De oplossing die West aandraagt is om de heersende cultuur te ont-Europeaniseren. Hierom horen wij vandaag de strijdkreet: ‘Dekoloniseer de universiteit!’ Hij stelt culturen voor als maakbaar, met als onderliggend project de maakbare samenleving. Dat biedt werk voor linkse social engineers — de baantjescarrousel.

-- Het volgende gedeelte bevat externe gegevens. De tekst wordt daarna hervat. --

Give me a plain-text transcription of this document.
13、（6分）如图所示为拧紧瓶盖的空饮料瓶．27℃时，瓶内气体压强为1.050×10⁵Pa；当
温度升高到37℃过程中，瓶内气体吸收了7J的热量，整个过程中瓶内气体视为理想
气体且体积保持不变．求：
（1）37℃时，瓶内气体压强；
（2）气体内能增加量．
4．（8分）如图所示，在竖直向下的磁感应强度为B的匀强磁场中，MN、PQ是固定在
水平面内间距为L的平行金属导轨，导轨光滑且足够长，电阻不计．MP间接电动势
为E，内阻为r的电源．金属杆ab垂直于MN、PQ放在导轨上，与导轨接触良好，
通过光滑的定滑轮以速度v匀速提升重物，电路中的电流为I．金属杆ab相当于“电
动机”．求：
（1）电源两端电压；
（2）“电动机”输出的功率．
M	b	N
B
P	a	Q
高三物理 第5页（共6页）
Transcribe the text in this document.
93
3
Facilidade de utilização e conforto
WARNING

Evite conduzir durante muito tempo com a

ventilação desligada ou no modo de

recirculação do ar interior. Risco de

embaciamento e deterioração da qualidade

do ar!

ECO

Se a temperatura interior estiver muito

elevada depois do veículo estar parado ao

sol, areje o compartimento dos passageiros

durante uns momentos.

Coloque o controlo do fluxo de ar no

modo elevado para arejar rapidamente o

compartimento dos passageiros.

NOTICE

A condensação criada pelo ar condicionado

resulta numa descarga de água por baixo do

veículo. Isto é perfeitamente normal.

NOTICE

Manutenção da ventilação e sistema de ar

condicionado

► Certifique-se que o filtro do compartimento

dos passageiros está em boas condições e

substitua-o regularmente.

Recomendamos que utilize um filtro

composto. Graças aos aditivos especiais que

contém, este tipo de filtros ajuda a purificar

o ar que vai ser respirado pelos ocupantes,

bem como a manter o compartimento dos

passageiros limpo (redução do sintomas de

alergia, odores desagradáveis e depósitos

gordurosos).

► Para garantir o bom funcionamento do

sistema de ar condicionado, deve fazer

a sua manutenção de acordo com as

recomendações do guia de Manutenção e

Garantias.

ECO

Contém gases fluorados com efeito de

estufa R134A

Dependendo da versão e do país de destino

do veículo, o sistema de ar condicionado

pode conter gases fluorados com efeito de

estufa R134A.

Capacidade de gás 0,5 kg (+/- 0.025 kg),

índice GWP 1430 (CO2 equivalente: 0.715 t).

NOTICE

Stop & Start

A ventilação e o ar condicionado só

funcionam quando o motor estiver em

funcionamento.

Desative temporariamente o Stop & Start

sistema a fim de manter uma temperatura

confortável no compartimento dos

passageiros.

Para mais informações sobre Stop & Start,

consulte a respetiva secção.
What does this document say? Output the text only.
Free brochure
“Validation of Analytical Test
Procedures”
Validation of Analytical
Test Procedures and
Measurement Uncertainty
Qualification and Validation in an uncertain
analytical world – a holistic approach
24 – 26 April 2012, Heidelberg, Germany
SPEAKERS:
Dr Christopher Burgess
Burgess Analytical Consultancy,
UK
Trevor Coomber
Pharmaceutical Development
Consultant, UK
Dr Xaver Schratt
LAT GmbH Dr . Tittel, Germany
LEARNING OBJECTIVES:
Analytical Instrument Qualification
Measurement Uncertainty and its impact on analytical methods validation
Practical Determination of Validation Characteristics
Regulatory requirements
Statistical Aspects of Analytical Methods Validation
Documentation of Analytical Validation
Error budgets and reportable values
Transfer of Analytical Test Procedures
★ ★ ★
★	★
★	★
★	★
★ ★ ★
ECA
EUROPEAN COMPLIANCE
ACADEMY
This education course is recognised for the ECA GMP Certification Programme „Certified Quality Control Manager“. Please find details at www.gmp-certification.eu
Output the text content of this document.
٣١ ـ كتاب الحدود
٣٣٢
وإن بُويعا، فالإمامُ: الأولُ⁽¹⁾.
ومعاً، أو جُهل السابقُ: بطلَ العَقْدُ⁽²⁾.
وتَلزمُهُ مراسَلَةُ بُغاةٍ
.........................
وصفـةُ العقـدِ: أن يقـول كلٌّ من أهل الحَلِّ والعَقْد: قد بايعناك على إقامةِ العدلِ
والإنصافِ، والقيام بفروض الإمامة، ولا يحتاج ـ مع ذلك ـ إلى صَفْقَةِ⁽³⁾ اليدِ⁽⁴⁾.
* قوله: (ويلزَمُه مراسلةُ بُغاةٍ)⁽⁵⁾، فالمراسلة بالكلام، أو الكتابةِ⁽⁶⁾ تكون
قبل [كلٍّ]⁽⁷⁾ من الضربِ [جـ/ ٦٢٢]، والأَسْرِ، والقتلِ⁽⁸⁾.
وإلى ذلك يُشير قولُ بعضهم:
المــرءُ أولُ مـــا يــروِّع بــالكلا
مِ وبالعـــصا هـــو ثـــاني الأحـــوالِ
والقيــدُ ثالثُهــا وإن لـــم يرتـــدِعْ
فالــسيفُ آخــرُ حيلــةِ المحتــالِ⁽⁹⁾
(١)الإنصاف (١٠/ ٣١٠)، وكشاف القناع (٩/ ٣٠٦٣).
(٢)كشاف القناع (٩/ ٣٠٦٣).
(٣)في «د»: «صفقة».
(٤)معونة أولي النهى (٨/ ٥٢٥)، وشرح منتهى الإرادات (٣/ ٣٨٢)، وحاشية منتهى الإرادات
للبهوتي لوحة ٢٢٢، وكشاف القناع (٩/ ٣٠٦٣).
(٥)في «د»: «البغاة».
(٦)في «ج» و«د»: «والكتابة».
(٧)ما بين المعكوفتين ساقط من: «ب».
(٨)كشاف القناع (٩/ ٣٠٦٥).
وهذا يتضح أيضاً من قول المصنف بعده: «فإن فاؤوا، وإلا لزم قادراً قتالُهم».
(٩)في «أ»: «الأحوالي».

West synthetiseerde een nieuwe vorm van marxisme, die meer cultureel dan economisch is van aard, oftewel cultuurmarxisme. De identiteitspolitiek is het bijbehorende wereldbeeld over een heerszuchtige Europese cultuur: die wordt in al haar fases (van antiek tot vroegmodern) geïdentificeerd als racistisch en onderdrukkend. De identiteit van de rebel is daarentegen divers, kleurrijk en pluriform. Ziehier de formule van de counter culture.

Sid Lukkassen (1987) studeerde geschiedenis en filosofie. Hij is onafhankelijk denker, vrijwillig bestuurslid van de Vlaamse Club Brussel en inspirator van De Nieuwe Zuil. Hij schreef onder andere 'Avondland en identiteit' en 'Levenslust en Doodsdrift'. Hij promoveerde op 'De Democratie en haar Media'.